It's a tough economy out there, even for a kid. And many parents are wondering how to broach the subject.
Should they shield their children from the hard times and spend like there's no tomorrow? Or is it better to share the reality that more families — often their own — simply can't have it all, even at Christmas? It can be a real dilemma.
"I've explained the situation, and I've also avoided it," says Mimi Chacin, a mom and business owner in Miami whose husband lost his job in advertising. The family is doing okay. And in fact, the children's cooking classes Chacin teaches have remained full so far — a sign, she says, that many parents are still willing to spend on some extras for their kids.
But in their own household, she and her husband are still having to cut back — on travel during the holidays, for instance.
"I find myself not wanting to put them under that stress, but also sitting down and explaining that things aren't easy for anybody right now," Chacin says of her sons, ages 9 and 4.
Retailers that focus on teens and children, among them Abercrombie & Fitch, American Eagle Outfitters and the Children's Place, all reported a drop in sales in November compared with a year earlier. Department stores also reported lower sales for the month, though retailer Bon-Ton Stores Inc. said children's wear was among its strongest performers.
For that reason, some retailers are stocking up this season on items for teens and children — the idea being that, if parents are going to spend money, it'll be on their kids.
J.C. Penney Co., for instance, is putting a special focus on its juniors department, says John Tighe, a company vice president who oversees that portion of the business.

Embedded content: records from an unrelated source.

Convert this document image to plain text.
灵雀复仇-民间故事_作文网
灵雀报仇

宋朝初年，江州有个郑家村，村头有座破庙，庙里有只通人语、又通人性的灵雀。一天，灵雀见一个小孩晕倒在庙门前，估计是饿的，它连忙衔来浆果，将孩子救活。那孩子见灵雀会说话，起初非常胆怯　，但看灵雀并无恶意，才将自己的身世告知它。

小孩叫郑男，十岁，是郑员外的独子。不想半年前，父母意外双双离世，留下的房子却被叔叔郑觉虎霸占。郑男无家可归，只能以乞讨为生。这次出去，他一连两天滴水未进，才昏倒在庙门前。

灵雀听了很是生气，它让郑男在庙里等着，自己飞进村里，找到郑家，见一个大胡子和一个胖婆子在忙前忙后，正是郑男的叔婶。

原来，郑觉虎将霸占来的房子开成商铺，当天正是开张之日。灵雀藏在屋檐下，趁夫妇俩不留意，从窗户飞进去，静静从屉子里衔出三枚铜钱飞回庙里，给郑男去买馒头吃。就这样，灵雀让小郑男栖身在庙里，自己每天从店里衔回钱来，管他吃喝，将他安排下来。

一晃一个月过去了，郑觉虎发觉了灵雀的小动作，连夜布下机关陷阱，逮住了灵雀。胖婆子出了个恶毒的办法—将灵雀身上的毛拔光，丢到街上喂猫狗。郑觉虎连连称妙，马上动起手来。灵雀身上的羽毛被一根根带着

"We consider the teen an influencer within the family," Tighe says, referring to market research that has shown that teens — at least in better times — have been able to persuade their parents to make purchases of all kinds, from clothing to computers and TVs.
Indeed, some businesses that provide goods and services for children report that they're doing relatively well — and some have even seen an increase in profits.
Lisa Jacobson, the chief executive of Inspirica, a tutoring company that caters to wealthier families, says she was surprised when she found that September was her best month financially in 25 years of business.
"It seemed very odd to me," she says. But when she spoke to parents, she found that, in this economy, many of them were more focused than ever on their children doing well in school.
"I really do think that, overall, it's the last thing people drop," she says of the money parents spend on their children.
Michal Ann Strahilevitz, a professor of marketing and consumer behavior at Golden Gate University in San Francisco, says that as children get older, it's important for parents to talk openly about what their families can and can't afford — and to make it a life lesson, of sorts.
"Money is not the best way to show love to children," Strahilevitz says. "So if you need to cut back on spending, think about other nonmonetary ways to make the holidays special for you and your family."
Darren Wallis, a dad in Webster Groves, Mo., says he and his wife have tried to do that with their sons, ages 10, 8 and 4, even though the family is financially stable right now.
In recent weeks, his older boys have been going through advertising circulars and making their holiday wish lists. "They do go with that everything-and-the-kitchen-sink approach," says Wallis, who works in agribusiness.
But when Wallis asked his boys to include prices and total them up, even his older son was a bit shocked that his wish list came to $904.
Wallis and his wife decided to use it as an opportunity to talk about what that money could buy — "Here's how many tanks of gas that would be. Here's how many trips to the grocery store."
"We wanted them to have some real-world practicality," Wallis says.